We sailed two nights from Tikehau to the false pass of Toau. A distance of 140nm, which normally should be an easy overnight sail for us, ended up being a two night sail as we had the wind straight against us. It is not the first (or last) time that we have experienced that the weather forecast is not correct.
A false pass is a closed basin that is entered from the outside of the reef. It is not possible to go through it into the lagoon of the atoll, as we can do in the “normal” passes. There is little current inside the false pass, as the water flow is hindered by a reef one the inside. So, we are well protected, as long as the wind is blowing from the right direction.

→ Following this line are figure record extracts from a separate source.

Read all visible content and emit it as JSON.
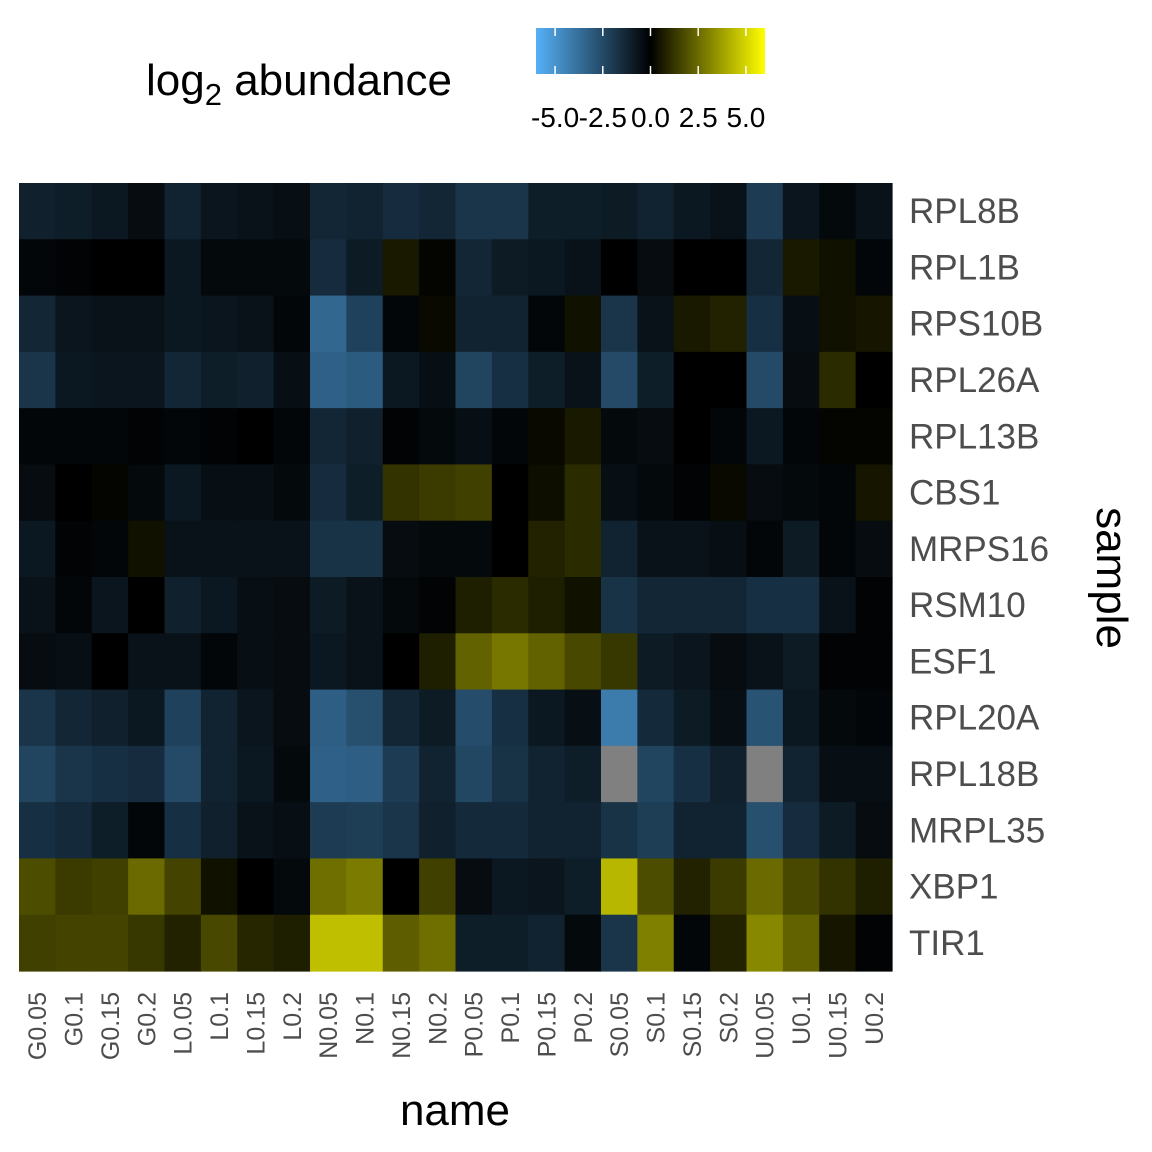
{
  "chart_data": {
    "type": "heatmap",
    "xlabel": "name",
    "ylabel": "sample",
    "legend": {
      "title_main": "log",
      "title_sub": "2",
      "title_rest": " abundance",
      "ticks": [
        -5.0,
        -2.5,
        0.0,
        2.5,
        5.0
      ],
      "tick_labels": [
        "-5.0",
        "-2.5",
        "0.0",
        "2.5",
        "5.0"
      ],
      "range": [
        -6,
        6
      ],
      "low_color": "#56b1f7",
      "mid_color": "#000000",
      "high_color": "#ffff00",
      "placement": "top"
    },
    "na_color": "#808080",
    "x": [
      "G0.05",
      "G0.1",
      "G0.15",
      "G0.2",
      "L0.05",
      "L0.1",
      "L0.15",
      "L0.2",
      "N0.05",
      "N0.1",
      "N0.15",
      "N0.2",
      "P0.05",
      "P0.1",
      "P0.15",
      "P0.2",
      "S0.05",
      "S0.1",
      "S0.15",
      "S0.2",
      "U0.05",
      "U0.1",
      "U0.15",
      "U0.2"
    ],
    "y": [
      "RPL8B",
      "RPL1B",
      "RPS10B",
      "RPL26A",
      "RPL13B",
      "CBS1",
      "MRPS16",
      "RSM10",
      "ESF1",
      "RPL20A",
      "RPL18B",
      "MRPL35",
      "XBP1",
      "TIR1"
    ],
    "values": [
      [
        -1.1,
        -1.0,
        -0.8,
        -0.4,
        -1.2,
        -0.7,
        -0.6,
        -0.5,
        -1.3,
        -1.2,
        -1.5,
        -1.3,
        -1.8,
        -1.8,
        -1.0,
        -1.0,
        -0.9,
        -1.2,
        -0.8,
        -0.6,
        -2.0,
        -0.7,
        -0.3,
        -0.6
      ],
      [
        -0.2,
        -0.1,
        0.0,
        0.0,
        -0.8,
        -0.3,
        -0.3,
        -0.3,
        -1.5,
        -0.9,
        0.6,
        0.1,
        -1.3,
        -0.9,
        -0.8,
        -0.6,
        0.0,
        -0.4,
        0.0,
        0.0,
        -1.3,
        0.6,
        0.4,
        -0.2
      ],
      [
        -1.3,
        -0.7,
        -0.6,
        -0.6,
        -0.8,
        -0.7,
        -0.6,
        -0.2,
        -3.5,
        -2.2,
        -0.2,
        0.2,
        -1.2,
        -1.2,
        -0.2,
        0.4,
        -1.8,
        -0.6,
        0.6,
        0.8,
        -1.6,
        -0.5,
        0.4,
        0.5
      ],
      [
        -1.8,
        -0.8,
        -0.7,
        -0.7,
        -1.3,
        -1.0,
        -1.1,
        -0.5,
        -3.3,
        -3.1,
        -0.8,
        -0.5,
        -2.3,
        -1.6,
        -1.0,
        -0.6,
        -2.5,
        -1.0,
        0.0,
        0.0,
        -2.5,
        -0.4,
        1.0,
        0.0
      ],
      [
        -0.2,
        -0.2,
        -0.2,
        -0.1,
        -0.2,
        -0.1,
        0.0,
        -0.2,
        -1.3,
        -1.1,
        -0.1,
        -0.3,
        -0.5,
        -0.2,
        0.2,
        0.6,
        -0.3,
        -0.4,
        0.0,
        -0.2,
        -0.8,
        -0.2,
        0.1,
        0.1
      ],
      [
        -0.4,
        0.0,
        0.1,
        -0.3,
        -0.8,
        -0.5,
        -0.5,
        -0.3,
        -1.5,
        -1.0,
        1.2,
        1.4,
        1.5,
        0.0,
        0.3,
        1.0,
        -0.5,
        -0.3,
        -0.1,
        0.2,
        -0.4,
        -0.3,
        -0.2,
        0.5
      ],
      [
        -0.8,
        -0.1,
        -0.2,
        0.4,
        -0.6,
        -0.6,
        -0.6,
        -0.6,
        -1.7,
        -1.7,
        -0.4,
        -0.3,
        -0.3,
        0.0,
        0.8,
        1.0,
        -1.2,
        -0.6,
        -0.6,
        -0.5,
        -0.2,
        -0.9,
        -0.2,
        -0.4
      ],
      [
        -0.6,
        -0.2,
        -0.7,
        0.0,
        -1.1,
        -0.8,
        -0.5,
        -0.4,
        -0.9,
        -0.6,
        -0.3,
        -0.1,
        0.7,
        1.0,
        0.7,
        0.4,
        -1.7,
        -1.3,
        -1.3,
        -1.3,
        -1.6,
        -1.6,
        -0.6,
        -0.1
      ],
      [
        -0.4,
        -0.5,
        0.0,
        -0.6,
        -0.6,
        -0.2,
        -0.5,
        -0.4,
        -0.8,
        -0.6,
        0.0,
        0.7,
        2.3,
        2.8,
        2.3,
        1.7,
        1.3,
        -0.9,
        -0.7,
        -0.4,
        -0.6,
        -0.9,
        -0.1,
        -0.1
      ],
      [
        -1.8,
        -1.3,
        -1.1,
        -0.8,
        -2.2,
        -1.2,
        -0.7,
        -0.4,
        -3.2,
        -2.7,
        -1.3,
        -0.9,
        -2.6,
        -1.6,
        -0.8,
        -0.5,
        -4.2,
        -1.4,
        -0.9,
        -0.5,
        -2.8,
        -0.8,
        -0.3,
        -0.2
      ],
      [
        -2.3,
        -1.8,
        -1.6,
        -1.5,
        -2.5,
        -1.2,
        -0.8,
        -0.3,
        -3.3,
        -3.2,
        -2.0,
        -1.2,
        -2.4,
        -1.7,
        -1.2,
        -1.0,
        null,
        -2.3,
        -1.6,
        -1.1,
        null,
        -1.2,
        -0.5,
        -0.5
      ],
      [
        -1.6,
        -1.4,
        -1.0,
        -0.2,
        -1.6,
        -1.1,
        -0.6,
        -0.5,
        -2.0,
        -2.1,
        -1.8,
        -1.1,
        -1.4,
        -1.4,
        -1.2,
        -1.2,
        -1.7,
        -2.1,
        -1.2,
        -1.2,
        -2.7,
        -1.5,
        -0.9,
        -0.4
      ],
      [
        1.8,
        1.4,
        1.5,
        2.5,
        1.6,
        0.4,
        0.0,
        -0.3,
        2.6,
        2.9,
        0.0,
        1.5,
        -0.4,
        -0.8,
        -0.7,
        -1.0,
        4.3,
        1.8,
        0.8,
        1.4,
        2.5,
        1.7,
        1.2,
        0.7
      ],
      [
        1.5,
        1.6,
        1.6,
        1.3,
        0.8,
        1.7,
        0.9,
        0.7,
        4.5,
        4.5,
        2.2,
        2.6,
        -1.0,
        -1.0,
        -1.2,
        -0.3,
        -1.8,
        3.0,
        -0.2,
        0.8,
        3.2,
        2.3,
        0.5,
        -0.1
      ]
    ]
  }
}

The false pass in Toau has 8 moorings, and considering what we just had experienced in Makatea, we were a little nervous about going on yet another mooring. The wind was blowing 20kts, so even though we were well protected inside the pass, we felt the strain on our lines.
According to the weather forecast, the wind was going to calm down after a couple of days, so we settled in and decided to wait.

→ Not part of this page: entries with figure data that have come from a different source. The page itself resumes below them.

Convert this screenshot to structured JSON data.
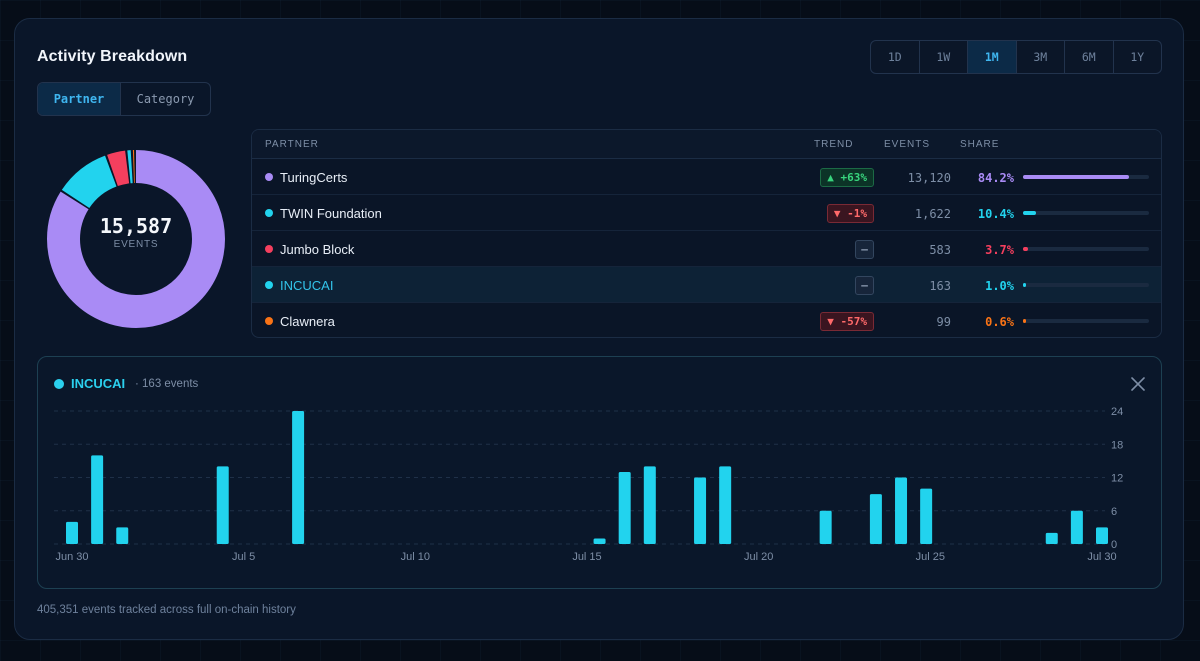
{
  "header": {
    "title": "Activity Breakdown"
  },
  "range_tabs": [
    {
      "label": "1D",
      "active": false
    },
    {
      "label": "1W",
      "active": false
    },
    {
      "label": "1M",
      "active": true
    },
    {
      "label": "3M",
      "active": false
    },
    {
      "label": "6M",
      "active": false
    },
    {
      "label": "1Y",
      "active": false
    }
  ],
  "view_toggle": [
    {
      "label": "Partner",
      "active": true
    },
    {
      "label": "Category",
      "active": false
    }
  ],
  "donut": {
    "total": "15,587",
    "label": "EVENTS"
  },
  "table": {
    "headers": {
      "partner": "PARTNER",
      "trend": "TREND",
      "events": "EVENTS",
      "share": "SHARE"
    },
    "rows": [
      {
        "name": "TuringCerts",
        "color": "#a98bf5",
        "trend": "▲ +63%",
        "trend_dir": "up",
        "events": "13,120",
        "share": "84.2%",
        "share_value": 84.2,
        "selected": false
      },
      {
        "name": "TWIN Foundation",
        "color": "#22d3ee",
        "trend": "▼ -1%",
        "trend_dir": "down",
        "events": "1,622",
        "share": "10.4%",
        "share_value": 10.4,
        "selected": false
      },
      {
        "name": "Jumbo Block",
        "color": "#f43f5e",
        "trend": "–",
        "trend_dir": "flat",
        "events": "583",
        "share": "3.7%",
        "share_value": 3.7,
        "selected": false
      },
      {
        "name": "INCUCAI",
        "color": "#22d3ee",
        "trend": "–",
        "trend_dir": "flat",
        "events": "163",
        "share": "1.0%",
        "share_value": 1.0,
        "selected": true
      },
      {
        "name": "Clawnera",
        "color": "#f97316",
        "trend": "▼ -57%",
        "trend_dir": "down",
        "events": "99",
        "share": "0.6%",
        "share_value": 0.6,
        "selected": false
      }
    ]
  },
  "detail": {
    "partner": "INCUCAI",
    "count_text": "· 163 events",
    "close_icon": "close-icon"
  },
  "chart_data": {
    "type": "bar",
    "series": [
      {
        "values": [
          4,
          16,
          3,
          0,
          0,
          0,
          14,
          0,
          0,
          24,
          0,
          0,
          0,
          0,
          0,
          0,
          0,
          0,
          0,
          0,
          0,
          1,
          13,
          14,
          0,
          12,
          14,
          0,
          0,
          0,
          6,
          0,
          9,
          12,
          10,
          0,
          0,
          0,
          0,
          2,
          6,
          3
        ]
      }
    ],
    "x_ticks": [
      "Jun 30",
      "Jul 5",
      "Jul 10",
      "Jul 15",
      "Jul 20",
      "Jul 25",
      "Jul 30"
    ],
    "y_ticks": [
      "0",
      "6",
      "12",
      "18",
      "24"
    ],
    "ylim": [
      0,
      24
    ],
    "grid": true,
    "color": "#22d3ee"
  },
  "footer": {
    "text": "405,351 events tracked across full on-chain history"
  }
}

We went for a couple of short snorkels nearby, and saw plenty of fish and sharks, but the visibility was not great due to the high winds creating turbulence in the water.

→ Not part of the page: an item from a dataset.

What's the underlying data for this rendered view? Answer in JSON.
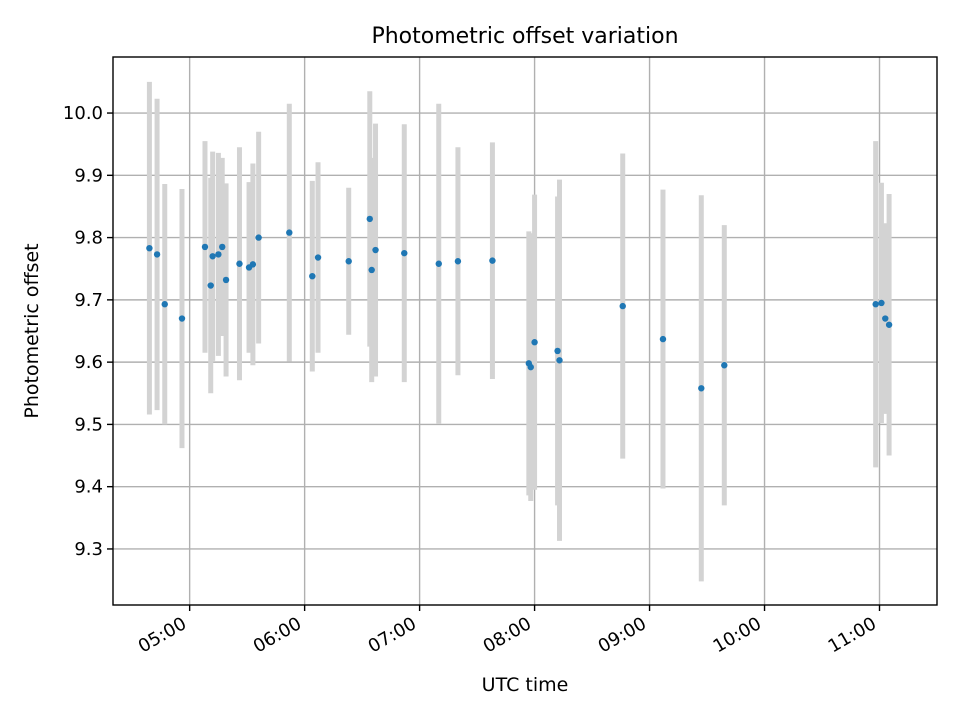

We also visited the local “restaurant” which is at the only inhabitants house on this atoll. Unfortunately, they were not there, only one of their neighbors, who could inform us that they wouldn’t be back for another two weeks. A solid sign that we are getting towards the end of the sailing season here.
The winds increased over the next day, and we had several squalls passing through. We had a couple of quiet boat days, waiting for things to clear up.
On one morning, Bruse received a call from his brother, and that is when we learned the sad news. Bruse’s mother had passed away that morning. It was somewhat unexpected, so needless to say, we were in quite a shocked state.
After reviewing our options of what to do, we decided the best course of action would be to sail the boat back to Tahiti, and fly to Norway from there. The cyclone season is approaching, and it is not ideal to leave a boat in this region when the heavier winds of summer sets in after November 1st.
We worked hard to find a secure spot in Tahiti to leave Noxoma, and contemplated that the admiral might need to stay behind to watch the boat. However, we got very fortunate. After we went to the office of one of the marinas, they were able to find a space for us to leave her for a couple of weeks. We were so relieved, and started preparing the boat for an unplanned stay away.